Hi There, I'm Itay from Aqua Security, creators of popular OSS vulnerability scanner Trivy. This issue was flagged for me and I wanted to chime in to add that Trivy now allows software maintainers (you) to publish vulnerability analysis about your software (packages, libraries, container images) so that vulnerability scanners will automatically suppress those irrelevant vulnerabilities for end users. You can read more here:
https://aquasecurity.github.io/trivy/latest/docs/supply-chain/vex/repo/#publishing-vex-documents
https://github.com/aquasecurity/vexhub
This might be a good opportunity to add a VEX statement to suppress this irrelevant vulnerability, so that your users who scan your artifact with Trivy, or other VEX-enabled scanners, will have peace of mind that your are aware of it and concluded it not relevant. Feel free to reach me or the Trivy team if you have any issues/feedback.

[mikocot]

Is it applicable in this case? Is a vulnerable function of stdlib being used?

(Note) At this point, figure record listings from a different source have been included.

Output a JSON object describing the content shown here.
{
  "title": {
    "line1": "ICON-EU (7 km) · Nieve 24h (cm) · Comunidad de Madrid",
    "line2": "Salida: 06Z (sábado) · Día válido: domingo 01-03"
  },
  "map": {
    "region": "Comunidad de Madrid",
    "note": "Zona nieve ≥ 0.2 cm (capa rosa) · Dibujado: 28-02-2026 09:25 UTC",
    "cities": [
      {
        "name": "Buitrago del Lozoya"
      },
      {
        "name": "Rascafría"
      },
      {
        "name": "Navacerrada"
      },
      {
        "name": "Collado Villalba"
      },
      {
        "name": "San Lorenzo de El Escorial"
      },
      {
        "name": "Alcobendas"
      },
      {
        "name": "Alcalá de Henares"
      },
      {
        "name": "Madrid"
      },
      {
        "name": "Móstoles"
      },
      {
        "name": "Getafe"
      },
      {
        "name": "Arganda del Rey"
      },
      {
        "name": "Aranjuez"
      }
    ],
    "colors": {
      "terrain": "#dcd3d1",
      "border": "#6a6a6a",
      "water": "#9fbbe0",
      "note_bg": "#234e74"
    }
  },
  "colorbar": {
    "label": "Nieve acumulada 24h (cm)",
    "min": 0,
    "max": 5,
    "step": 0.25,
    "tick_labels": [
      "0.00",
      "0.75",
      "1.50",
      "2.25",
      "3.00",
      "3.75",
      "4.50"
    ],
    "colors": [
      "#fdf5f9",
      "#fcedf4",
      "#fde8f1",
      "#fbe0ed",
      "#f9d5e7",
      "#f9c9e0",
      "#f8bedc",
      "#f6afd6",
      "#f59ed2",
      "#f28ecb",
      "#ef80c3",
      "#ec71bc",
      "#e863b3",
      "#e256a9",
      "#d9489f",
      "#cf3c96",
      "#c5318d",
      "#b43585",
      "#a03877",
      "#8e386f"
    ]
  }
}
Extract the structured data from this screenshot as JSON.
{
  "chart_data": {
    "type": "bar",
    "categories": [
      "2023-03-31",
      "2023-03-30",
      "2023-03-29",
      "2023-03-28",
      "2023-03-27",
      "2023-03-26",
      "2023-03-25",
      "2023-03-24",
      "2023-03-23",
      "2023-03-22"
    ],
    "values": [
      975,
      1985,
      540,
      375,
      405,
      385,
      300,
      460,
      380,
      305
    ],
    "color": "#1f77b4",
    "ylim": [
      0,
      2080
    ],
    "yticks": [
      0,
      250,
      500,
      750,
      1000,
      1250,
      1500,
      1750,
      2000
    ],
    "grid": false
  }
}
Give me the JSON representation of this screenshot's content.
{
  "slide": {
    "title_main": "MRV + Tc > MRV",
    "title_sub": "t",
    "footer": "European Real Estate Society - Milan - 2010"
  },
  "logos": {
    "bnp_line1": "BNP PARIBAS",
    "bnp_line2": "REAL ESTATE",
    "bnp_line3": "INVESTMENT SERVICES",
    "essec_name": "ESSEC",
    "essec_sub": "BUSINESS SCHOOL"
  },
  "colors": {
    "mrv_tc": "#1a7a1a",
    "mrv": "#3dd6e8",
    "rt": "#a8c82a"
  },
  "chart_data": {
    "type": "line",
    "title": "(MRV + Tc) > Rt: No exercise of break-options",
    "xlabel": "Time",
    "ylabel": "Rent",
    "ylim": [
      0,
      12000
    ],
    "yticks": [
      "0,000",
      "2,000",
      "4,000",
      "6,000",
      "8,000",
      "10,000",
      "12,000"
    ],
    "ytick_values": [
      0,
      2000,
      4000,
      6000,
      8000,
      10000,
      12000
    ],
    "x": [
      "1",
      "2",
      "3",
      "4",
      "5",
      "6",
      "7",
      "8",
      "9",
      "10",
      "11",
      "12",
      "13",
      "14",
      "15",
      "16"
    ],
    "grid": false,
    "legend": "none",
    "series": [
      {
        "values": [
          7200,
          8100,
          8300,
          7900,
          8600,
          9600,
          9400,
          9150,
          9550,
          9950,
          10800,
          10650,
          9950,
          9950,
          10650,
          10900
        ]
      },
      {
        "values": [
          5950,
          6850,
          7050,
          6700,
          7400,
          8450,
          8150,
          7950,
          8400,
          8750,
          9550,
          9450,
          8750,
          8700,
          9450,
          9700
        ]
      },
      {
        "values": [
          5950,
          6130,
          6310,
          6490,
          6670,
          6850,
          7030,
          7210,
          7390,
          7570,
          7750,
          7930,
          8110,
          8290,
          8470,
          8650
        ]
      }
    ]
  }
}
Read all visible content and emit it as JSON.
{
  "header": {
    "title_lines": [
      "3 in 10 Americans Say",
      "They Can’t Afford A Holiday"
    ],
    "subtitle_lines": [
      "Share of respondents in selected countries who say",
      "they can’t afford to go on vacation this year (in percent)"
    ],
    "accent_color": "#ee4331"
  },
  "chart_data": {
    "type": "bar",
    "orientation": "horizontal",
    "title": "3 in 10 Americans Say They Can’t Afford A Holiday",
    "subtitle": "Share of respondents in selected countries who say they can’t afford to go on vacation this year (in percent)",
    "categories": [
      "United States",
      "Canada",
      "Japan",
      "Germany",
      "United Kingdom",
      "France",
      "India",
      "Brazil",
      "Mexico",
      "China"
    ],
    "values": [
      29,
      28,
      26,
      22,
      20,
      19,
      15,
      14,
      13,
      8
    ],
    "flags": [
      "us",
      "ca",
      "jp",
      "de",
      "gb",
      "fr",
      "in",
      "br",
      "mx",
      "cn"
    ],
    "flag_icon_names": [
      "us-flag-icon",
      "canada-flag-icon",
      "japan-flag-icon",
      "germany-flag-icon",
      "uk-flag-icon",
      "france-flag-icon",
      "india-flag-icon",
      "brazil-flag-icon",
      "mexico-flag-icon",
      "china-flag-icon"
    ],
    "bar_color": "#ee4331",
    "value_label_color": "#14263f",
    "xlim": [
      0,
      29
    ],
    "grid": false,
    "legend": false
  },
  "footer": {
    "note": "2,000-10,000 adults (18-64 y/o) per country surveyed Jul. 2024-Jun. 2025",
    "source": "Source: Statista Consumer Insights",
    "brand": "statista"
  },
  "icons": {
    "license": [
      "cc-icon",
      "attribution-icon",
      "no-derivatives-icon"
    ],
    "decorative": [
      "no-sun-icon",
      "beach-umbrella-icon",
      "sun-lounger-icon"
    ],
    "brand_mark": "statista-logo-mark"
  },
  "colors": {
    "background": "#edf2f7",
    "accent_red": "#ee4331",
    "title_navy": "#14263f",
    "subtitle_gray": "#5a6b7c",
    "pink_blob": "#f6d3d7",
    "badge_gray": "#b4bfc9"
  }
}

"but your code doesn't appear to call these vulnerabilities."

Here is your answer. This is a non-serious issue and should be fixed with normal priority.

The vulnerability is fixed in 1.22.4 so this should be a relatively minor change for you. You might not consider this vulnerability applicable to your code, but effectively it tags the whole image as insecure and it does not pass scans by standard cybersec tools.

Ultimately that greatly reduces trust to cloudflare products or may render it completely unusable in more rigid corporate environments. Especially since Cloudflare products are ultimately meant to improve security and are used in the most sensitive and exposed applications.